I have a couple of degrees in poetry, so if I had to, I could parse images such as ‘rainbows in the high desert air’, or perhaps even describe how the rhythm  guitar breathes life into “The arc of a love affair/His hands rolling down her hair/Love like lightning shaking till it moans.” But ultimately I would have no words to describe the beauty that is this song. It’s incandescent and transcendent and ineffable.

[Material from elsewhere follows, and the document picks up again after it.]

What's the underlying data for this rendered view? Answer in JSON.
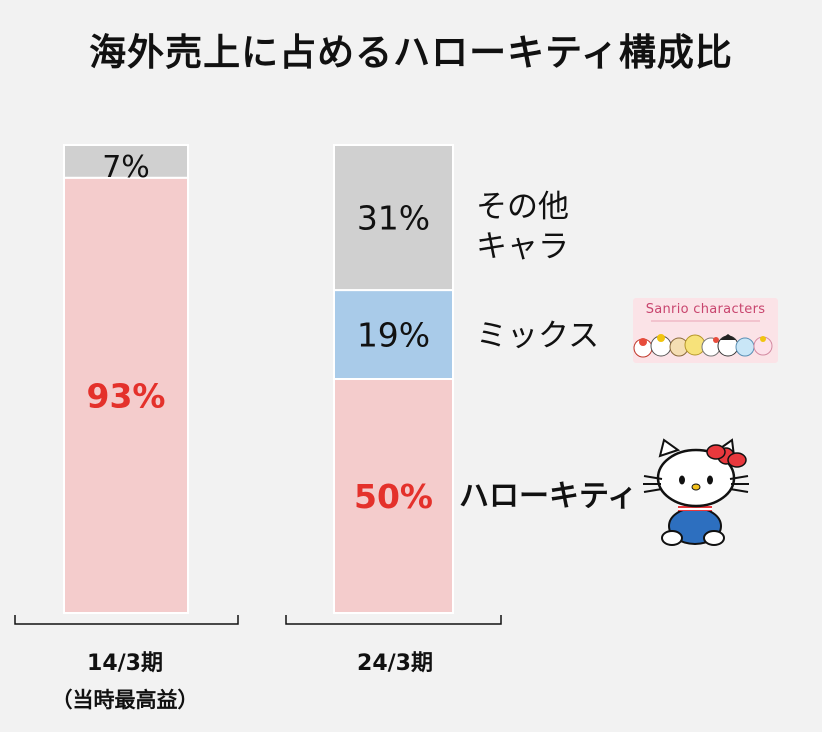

It deserves to be listened to, cried over, appreciated, and loved.

One and one-half wandering Jews free to wander wherever they choose
Are travelling together in the Sangre de Cristo
The Blood of Christ Mountains of New Mexico
On the last leg of the journey they started a long time ago.
The arc of a love affair, rainbows in the high desert air
Mountain passes slipping into stones
Hearts and bones

Thinking back to the season before, looking back through the cracks in the door
Two people were married, the act was outrageous
The bride was contagious, she burned like a bride.
These events may have had some effect on the man with the girl by his side.
The arc of a love affair, his hands rolling down her hair.
Love like lightning shaking till it moans
Hearts and bones

She said why, why don’t we drive through the night
And we’ll wake up down in Mexico?
Oh I, I don’t know nothin’ about nothin’ about Mexico.
Tell me why, why won’t you love me for who I am, where I am.
He said, “Cause that’s not the way the world is baby.
This is how I love you, baby. This is how I love you, baby.”

One and one-half wandering Jews returned to their natural coasts
To resume old acquaintances, step out occasionally
And speculate who had been damaged the most.
Easy time will determine if these consolations will be their reward.
The arc of a love affair waiting to be restored.
You take two bodies and you twirl them into one
Their hearts and their bones, they won’t come undone.